Knack Roeselare speelt vanavond dé sleutelwedstrijd in zijn Champions-Leaguepoule. Het wordt Roeselare óf Piacenza, beseft ook de Australiër Ben Hardy (30).

“Zonder de Champions League zou ik waarschijnlijk niet voor Knack Roeselare getekend hebben”, geeft Ben Hardy toe. ” But having said that, ik ben nu wél erg tevreden dat ik hier ben. Het team, de omkadering, kortom alles binnen deze club is bijzonder professioneel. Ook voor mijn vrouw is het hier gemakkelijker dan in Italië, waar ze zich veel meer als buitenlander beschouwde. In België spreekt nagenoeg iedereen Engels en dat maakt de integratie een stuk eenvoudiger.”

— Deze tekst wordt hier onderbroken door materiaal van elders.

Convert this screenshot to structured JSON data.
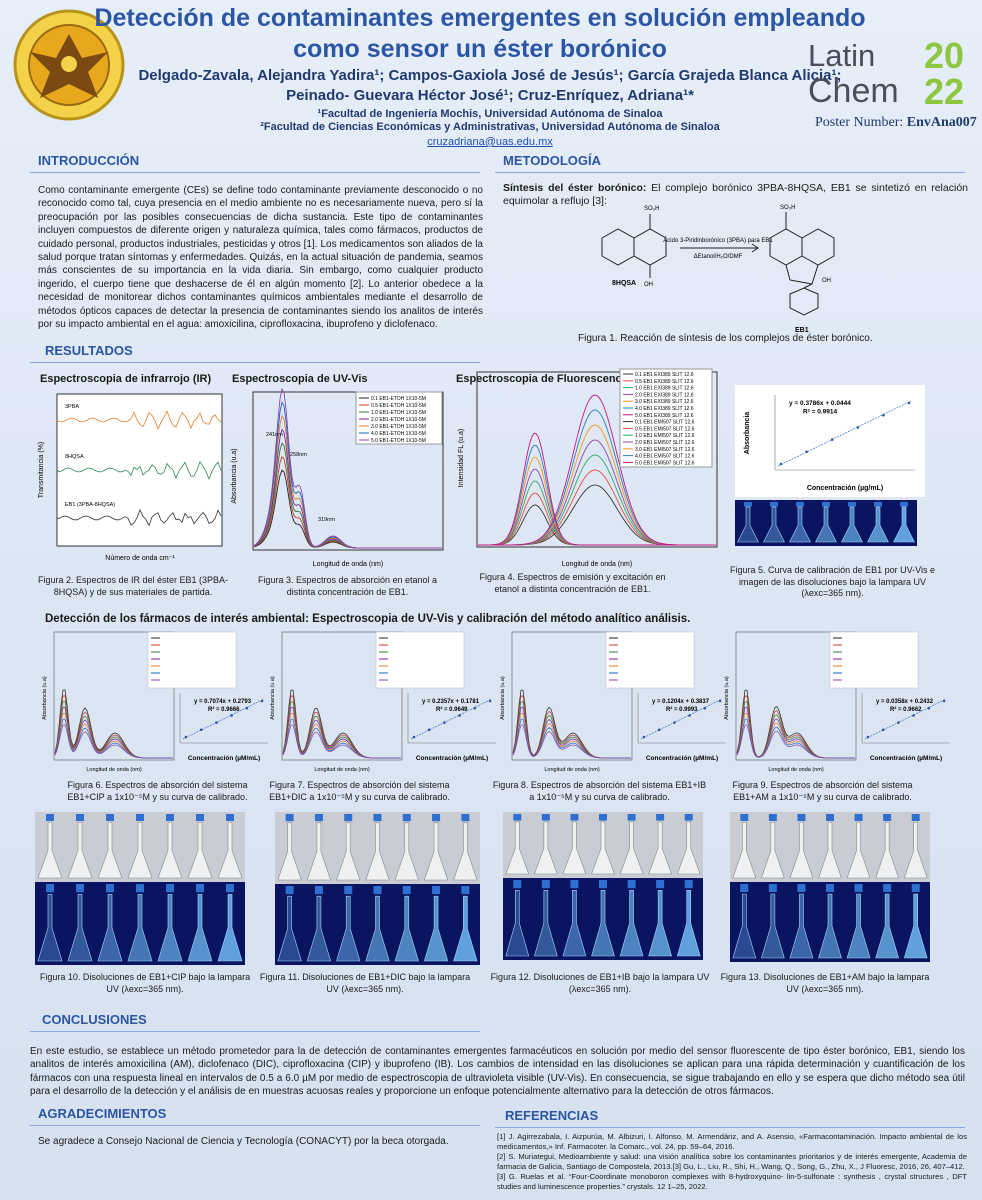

Zelf heeft Hardy geen last van aanpassingsproblemen, toch niet naast het veld. “Het maakt niet veel uit waar ik ben. Op dit moment in mijn leven is het enkel volleybal en familie. Ben ik niet aan het trainen, dan ben ik thuis bij Sharon en ons dochtertje Tyla. Jezelf opnieuw manifesteren op het terrein is altijd iets lastiger, wennen aan een nieuwe spelverdeler vergt wat tijd. Like a new boy on the block again.”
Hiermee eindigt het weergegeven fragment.